Wright’s ongoing civil suit—aka the Satoshi Case in Florida—with the brother of his late friend and colleague Dave Kleiman is another legal front that Coinbase is monitoring with more than a little unease. The whole premise of Ira Kleiman’s case is that Wright is Satoshi, and Coinbase’s Nasdaq prospectus cited public confirmation of Satoshi’s true identity—and potential movement of the 1.1 million BTC Satoshi is believed to control—as major risk factors that could let some of the air out of Coinbase’s balloon.

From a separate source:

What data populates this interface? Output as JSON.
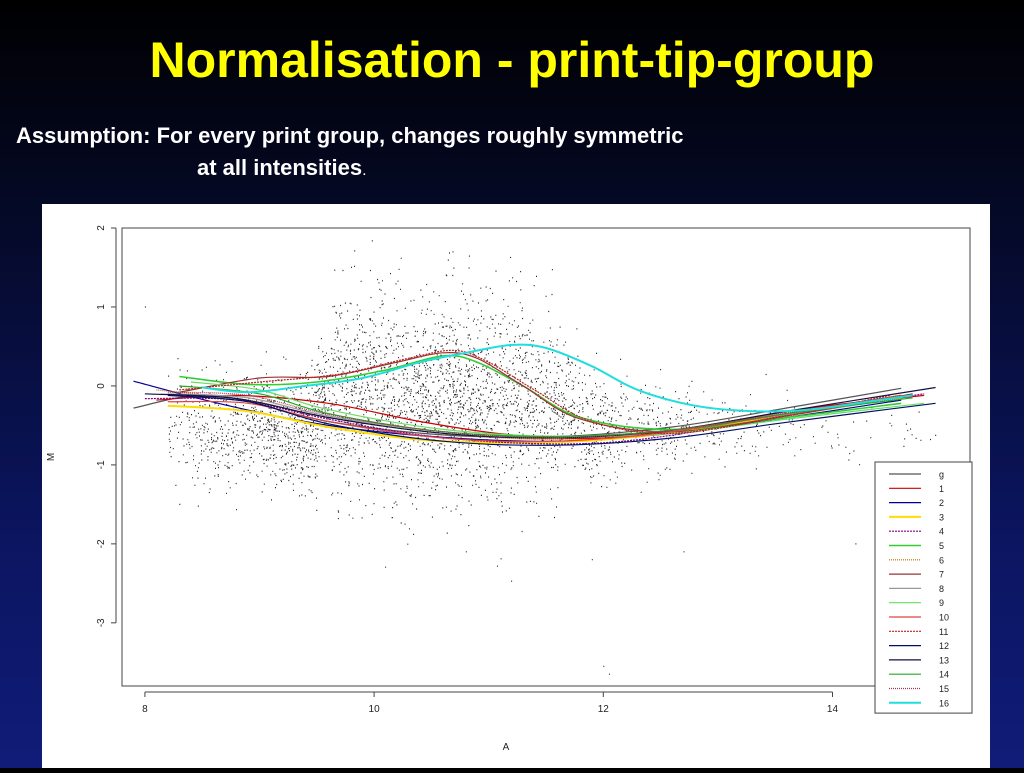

Putting the lout in sellout


While its Wright-related 8-K was nowhere to be found, Coinbase did make nine SEC filings since the letters were sent, seven of which related to directors and senior staff selling shares in the company since the calendar flipped over to November.


As certain options vested, Chief Product Officer Surojit Chatterjee sold a total of 60,000 shares worth around $20.7 million, while Chief Legal Officer Paul Grewal—of the infamous ‘our in-house securities aren’t securities’ blog post—sold a comparatively paltry 10,900 shares worth $3.8 million. Both execs have been among Coinbase’s most avid sellers since the Nasdaq debut, with Grewal unloading over $60 million worth of shares while Chatterjee has sold a whopping $154 million.


But it was Coinbase co-founder Fred Ehrsam who claimed the early lead in the November fire sale, having dumped around $99 million worth of stock since the month began.


Ehrsam’s post-listing tally is now over $400 million, well ahead of the $292 million sold by co-founder/CEO Brian Armstrong. (On Tuesday’s analyst call, Armstrong continued to display his traditional inability to read the regulatory room, declaring at one point that “it’s going to become politically unpopular to ever tax crypto.”)


This week’s insider sales could reflect a desire to take advantage of a temporary bump in the company’s stock or it could be a reaction to other forces that until today remained unknown to the great unwashed masses of rank-and-file investors. The answer to that riddle may yet prove, as Dr. Wright observed, interesting.